Seasonal Recipe: Fennel Frond and Fava Bean Crostini with Market Cheeses

Photo by Blake Van Roekel

Fennel Frond Pesto & Fava Beans on Crostini with Market Cheeses

Recipe by Blake Van Roekel, Chef Instructor at The International Culinary School at The Art Institute of Portland

Makes 25-30 crostini

Ever wonder what to do with all of those fennel greens that you end up composting?  It is never fun to toss those greens; they are too good! With this recipe they are made into a pesto, but they can also be added to soups and braising liquid which infuses slight fennel flavor into the mixture.

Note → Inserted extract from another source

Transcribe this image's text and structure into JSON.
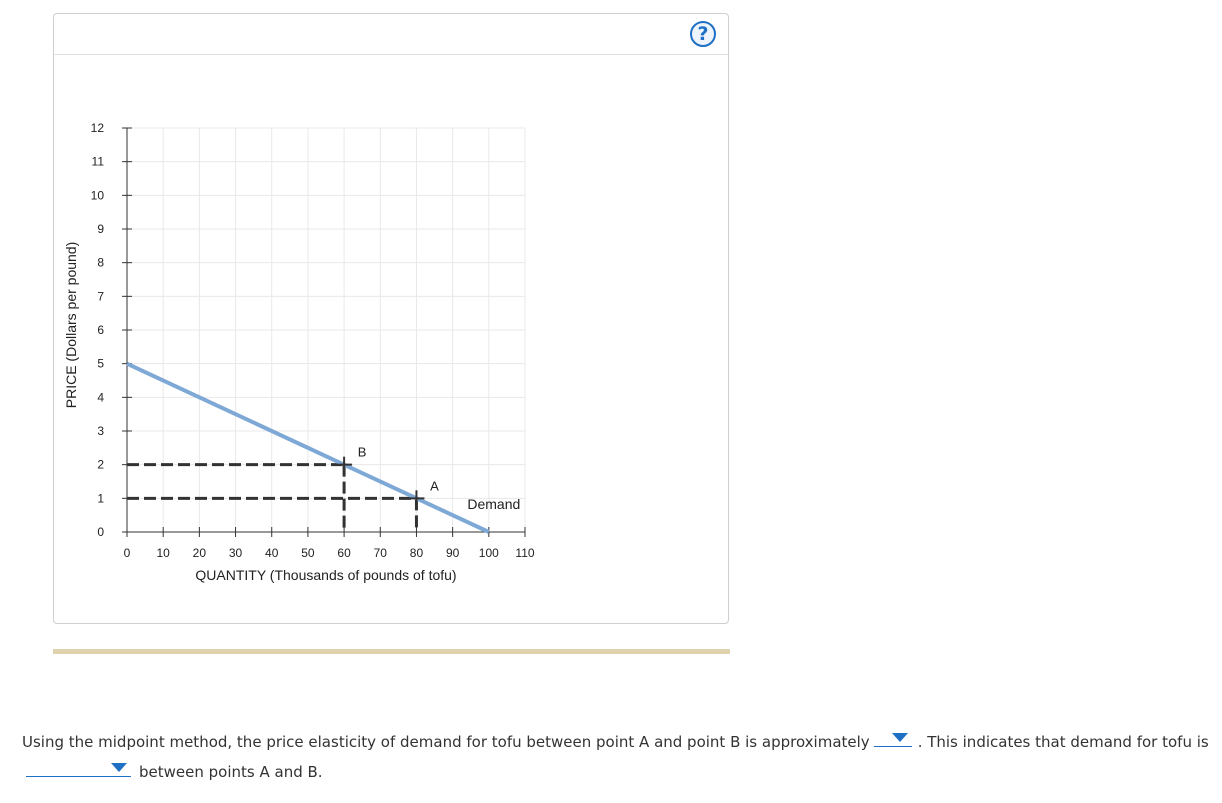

Fresh fava beans are truly a welcome sign that summer is here. Those combined with the deep rich green of the fennel pesto are summer in a bite.


2 lbs of fava beans

3/4 lb market cheese of choice (consider a mixture of soft cheeses such as Ancient Heritage Adelle,  Fraga Farm Chevre or Willamette Valley Perrydale)


Olive Oil


Fennel Pesto

8 cups loosely packed fennel fronds (greens from about 2 young fennel bulbs)

1/3 cup olive oil

Juice from 1/2 lemon

Salt to taste (approximately 1/4-1/2 tsp)

1/4 tsp Pernod (optional)

Strip the soft fennel fronds from the stems, discarding the stems. In a food processor, place the greens and olive oil. Process until smooth. Pour in the lemon juice and Pernod. Pulse and season to taste with salt. The pesto can be made up to 3 days in advance and refrigerated.

Remove the fava beans from their pods. Blanch for a minute in boiling water and immediately drain and submerge in ice water. It will take not time at all to blanch the beans, as you want them tender but not overcooked. Slip the outer sheath of the bean off and discard.

Mix the pesto with the tender green favas. Season with more salt and lemon juice if need be.

Slice the bread and place in a sheet pan. Drizzle with olive oil and salt and toast until lightly browned and crisp. Let cool.

Spread or place thinly sliced strips of cheese on each crostini. Spoon the Fennel Fava compote on top of the cheese. Sprinkle with finishing salt and serve.